- Deokali Location in Uttar Pradesh, India
- Coordinates: 27°02′19″N 79°04′37″E﻿ / ﻿27.03855°N 79.07687°E
- Country: India
- State: Uttar Pradesh
- District: Mainpuri
- Tehsil: Karhal

Area
- • Total: 3.90 km^{2} (1.51 sq mi)

Population (2011)
- • Total: 805
- • Density: 206/km^{2} (535/sq mi)
- Time zone: UTC+5:30 (IST)
- PIN: 205268

= Deokali, Mainpuri =

Village in Uttar Pradesh, India

Deokali is a village in Karhal block of Mainpuri district, Uttar Pradesh. As of 2011, it had a population of 805, in 145 households.

== Demographics ==
As of 2011, Deokali had a population of 805, in 145 households. This population was 53.2% male (428) and 46.8% female (377). The 0-6 age group numbered 100 (51 male and 49 female), or 12.4% of the total population. 138 residents were members of Scheduled Castes, or 17.1% of the total.

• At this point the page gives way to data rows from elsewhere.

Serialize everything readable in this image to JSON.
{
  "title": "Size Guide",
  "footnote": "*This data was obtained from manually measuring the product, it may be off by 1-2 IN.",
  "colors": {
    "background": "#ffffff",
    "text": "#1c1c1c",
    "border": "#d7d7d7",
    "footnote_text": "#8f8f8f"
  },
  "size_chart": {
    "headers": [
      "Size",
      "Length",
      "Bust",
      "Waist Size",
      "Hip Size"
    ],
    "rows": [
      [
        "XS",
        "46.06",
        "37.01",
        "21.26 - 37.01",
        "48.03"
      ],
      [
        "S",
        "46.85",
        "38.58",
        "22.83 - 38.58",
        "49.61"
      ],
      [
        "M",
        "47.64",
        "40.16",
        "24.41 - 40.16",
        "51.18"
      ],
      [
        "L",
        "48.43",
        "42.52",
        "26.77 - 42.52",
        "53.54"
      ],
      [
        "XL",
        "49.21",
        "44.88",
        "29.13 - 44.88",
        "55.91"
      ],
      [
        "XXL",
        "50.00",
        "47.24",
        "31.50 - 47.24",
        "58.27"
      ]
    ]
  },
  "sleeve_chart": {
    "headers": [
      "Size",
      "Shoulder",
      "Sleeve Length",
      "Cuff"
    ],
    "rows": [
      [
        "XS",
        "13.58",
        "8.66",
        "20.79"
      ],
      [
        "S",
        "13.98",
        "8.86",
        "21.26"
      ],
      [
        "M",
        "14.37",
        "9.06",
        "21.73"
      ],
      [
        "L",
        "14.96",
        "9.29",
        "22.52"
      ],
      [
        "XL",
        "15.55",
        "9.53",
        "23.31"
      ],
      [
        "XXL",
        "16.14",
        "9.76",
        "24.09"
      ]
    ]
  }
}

The 1961 census recorded Deokali as comprising 4 hamlets, with a total population of 294 people (155 male and 139 female), in 46 households and 41 physical houses. The area of the village was given as 971 acres.

== Infrastructure ==
As of 2011, Deokali had 3 primary schools; it did not have any kind of healthcare facility. Drinking water was provided by tap and hand pump; there were no public toilets. The village had a post office but no public library; there was at least some access to electricity for all purposes. Streets were made of both kachcha and pakka materials.